Tuesday, March 22, 2011

Matcha Mochi Cake

Using the same recipe as Red Bean Mochi Cake, I went on to explore the matcha version with red beans. This time round, I am using a muffin/cupcake mould. The texture seems slightly more dense and chewier than the previous Red Bean Mochi Cake, as shown in the photo below. :)

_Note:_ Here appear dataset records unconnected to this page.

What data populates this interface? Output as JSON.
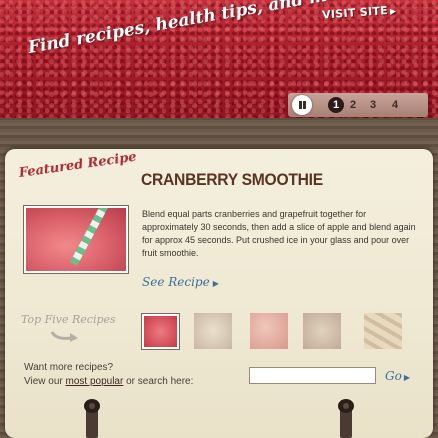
{
  "banner": {
    "tagline": "Find recipes, health tips, and more",
    "visit_site": "VISIT SITE",
    "visit_arrow_icon": "triangle-right"
  },
  "pager": {
    "pause_icon": "pause",
    "pages": [
      "1",
      "2",
      "3",
      "4"
    ],
    "active_page": "1"
  },
  "featured": {
    "label": "Featured Recipe",
    "title": "CRANBERRY SMOOTHIE",
    "description": "Blend equal parts cranberries and grapefruit together for approximately 30 seconds, then add a slice of apple and blend again for approx 45 seconds. Put crushed ice in your glass and pour over fruit smoothie.",
    "see_recipe": "See Recipe",
    "image": "cranberry-smoothie-photo"
  },
  "top_five": {
    "label": "Top Five Recipes",
    "thumbnails": [
      {
        "name": "smoothie",
        "color": "#d94a55",
        "active": true
      },
      {
        "name": "cranberry-sauce",
        "color": "#b58c7a",
        "active": false
      },
      {
        "name": "cranberry-tea",
        "color": "#c94040",
        "active": false
      },
      {
        "name": "cranberry-dish",
        "color": "#9a7060",
        "active": false
      },
      {
        "name": "cranberry-bars",
        "color": "#c8aa88",
        "active": false
      }
    ]
  },
  "more": {
    "line1": "Want more recipes?",
    "line2_prefix": "View our ",
    "most_popular": "most popular",
    "line2_suffix": " or search here:",
    "search_value": "",
    "go": "Go"
  },
  "colors": {
    "cranberry": "#a81e2c",
    "card": "#f1ebd6",
    "title": "#5a3322",
    "link": "#3c6f9a"
  }
}
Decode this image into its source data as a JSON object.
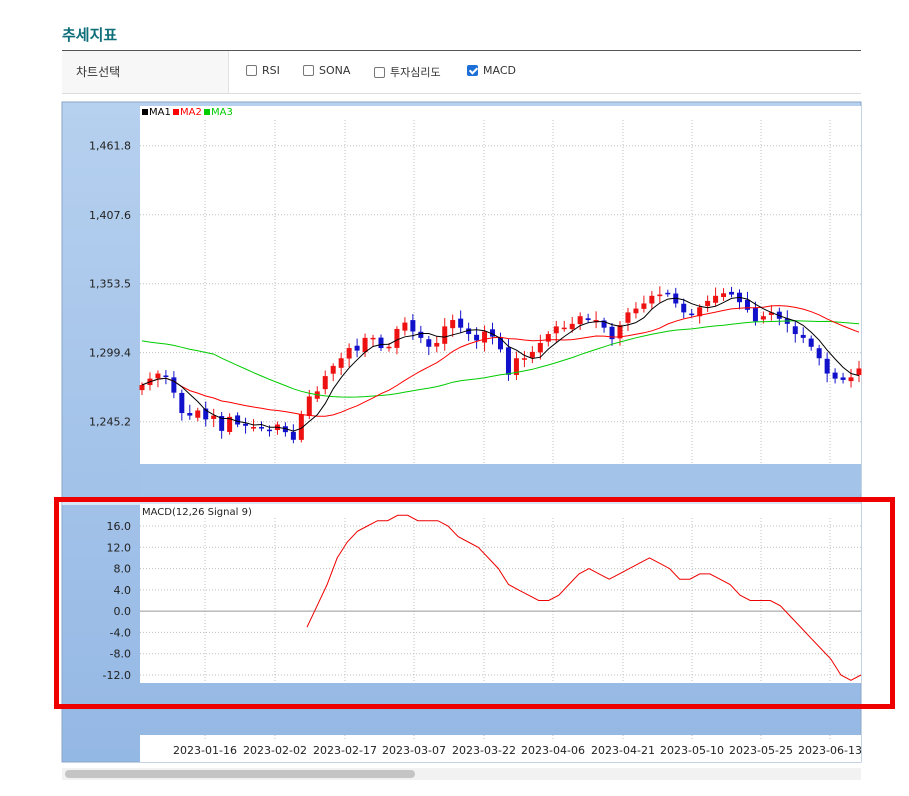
{
  "page": {
    "title": "추세지표",
    "selector_label": "차트선택",
    "options": [
      {
        "label": "RSI",
        "checked": false
      },
      {
        "label": "SONA",
        "checked": false
      },
      {
        "label": "투자심리도",
        "checked": false
      },
      {
        "label": "MACD",
        "checked": true
      }
    ]
  },
  "colors": {
    "panel_blue": "#a4c3e8",
    "ma1": "#000000",
    "ma2": "#ff0000",
    "ma3": "#00cc00",
    "up_candle": "#ee1111",
    "down_candle": "#1111cc",
    "macd_line": "#ee0000",
    "highlight": "#ee0000",
    "title": "#0e6e7a"
  },
  "chart_data": [
    {
      "type": "candlestick",
      "legend": [
        "MA1",
        "MA2",
        "MA3"
      ],
      "ylim": [
        1212,
        1482
      ],
      "yticks": [
        "1,461.8",
        "1,407.6",
        "1,353.5",
        "1,299.4",
        "1,245.2"
      ],
      "ytick_values": [
        1461.8,
        1407.6,
        1353.5,
        1299.4,
        1245.2
      ],
      "xticks": [
        "2023-01-16",
        "2023-02-02",
        "2023-02-17",
        "2023-03-07",
        "2023-03-22",
        "2023-04-06",
        "2023-04-21",
        "2023-05-10",
        "2023-05-25",
        "2023-06-13"
      ],
      "grid": true,
      "close": [
        1274,
        1279,
        1283,
        1281,
        1268,
        1252,
        1250,
        1254,
        1247,
        1250,
        1238,
        1249,
        1243,
        1242,
        1241,
        1240,
        1238,
        1243,
        1237,
        1231,
        1251,
        1265,
        1269,
        1281,
        1289,
        1295,
        1303,
        1301,
        1311,
        1311,
        1303,
        1304,
        1318,
        1323,
        1316,
        1311,
        1304,
        1307,
        1320,
        1325,
        1319,
        1314,
        1309,
        1316,
        1312,
        1302,
        1282,
        1295,
        1295,
        1300,
        1307,
        1314,
        1320,
        1319,
        1322,
        1328,
        1325,
        1325,
        1319,
        1310,
        1321,
        1331,
        1334,
        1338,
        1344,
        1345,
        1346,
        1338,
        1331,
        1329,
        1335,
        1340,
        1344,
        1346,
        1345,
        1339,
        1333,
        1324,
        1328,
        1331,
        1326,
        1322,
        1314,
        1311,
        1304,
        1295,
        1283,
        1279,
        1278,
        1280,
        1287
      ]
    },
    {
      "type": "line",
      "title": "MACD(12,26 Signal 9)",
      "series": [
        {
          "name": "MACD",
          "values": [
            -3,
            1,
            5,
            10,
            13,
            15,
            16,
            17,
            17,
            18,
            18,
            17,
            17,
            17,
            16,
            14,
            13,
            12,
            10,
            8,
            5,
            4,
            3,
            2,
            2,
            3,
            5,
            7,
            8,
            7,
            6,
            7,
            8,
            9,
            10,
            9,
            8,
            6,
            6,
            7,
            7,
            6,
            5,
            3,
            2,
            2,
            2,
            1,
            -1,
            -3,
            -5,
            -7,
            -9,
            -12,
            -13,
            -12
          ]
        }
      ],
      "ylim": [
        -13.5,
        17.5
      ],
      "yticks": [
        "16.0",
        "12.0",
        "8.0",
        "4.0",
        "0.0",
        "-4.0",
        "-8.0",
        "-12.0"
      ],
      "ytick_values": [
        16,
        12,
        8,
        4,
        0,
        -4,
        -8,
        -12
      ],
      "grid": true
    }
  ]
}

Thanks to My Buttery Fingers and Lemonpi for sharing the recipe. :)

Matcha Mochi Cake
Adapted from: My Buttery Fingers and Lemonpi

Ingredients (Makes 12)
2 eggs
100 g castor sugar
85 g unsalted butter, melted
180 g fresh milk
220 g mochiko / glutinous rice flour
5 g matcha powder
1 tsp baking powder
140 g sweetened red beans

1. Preheat oven to 175°C. Line the cupcake mould with paper liners.
2. Gently rinse the red beans in a sieve and let them drip dry. Pat them dry with a paper towel, and toss with around ½ - 1 tsp mochiko.
3. Sift mochiko, matcha powder and baking powder together. Set aside.
4. With an electric mixer, whisk the eggs and sugar until light and fluffy.
5. Fold in the melted butter and milk.
6. Fold in the flour mixture.
7. Fill the cupcake mould with some batter, followed by the red beans and fill with more batter.
8. Bake for 20 – 25 minutes or until a skewer inserted into the middle comes out clean.
9. Cool the cake on a rack, then remove from pan.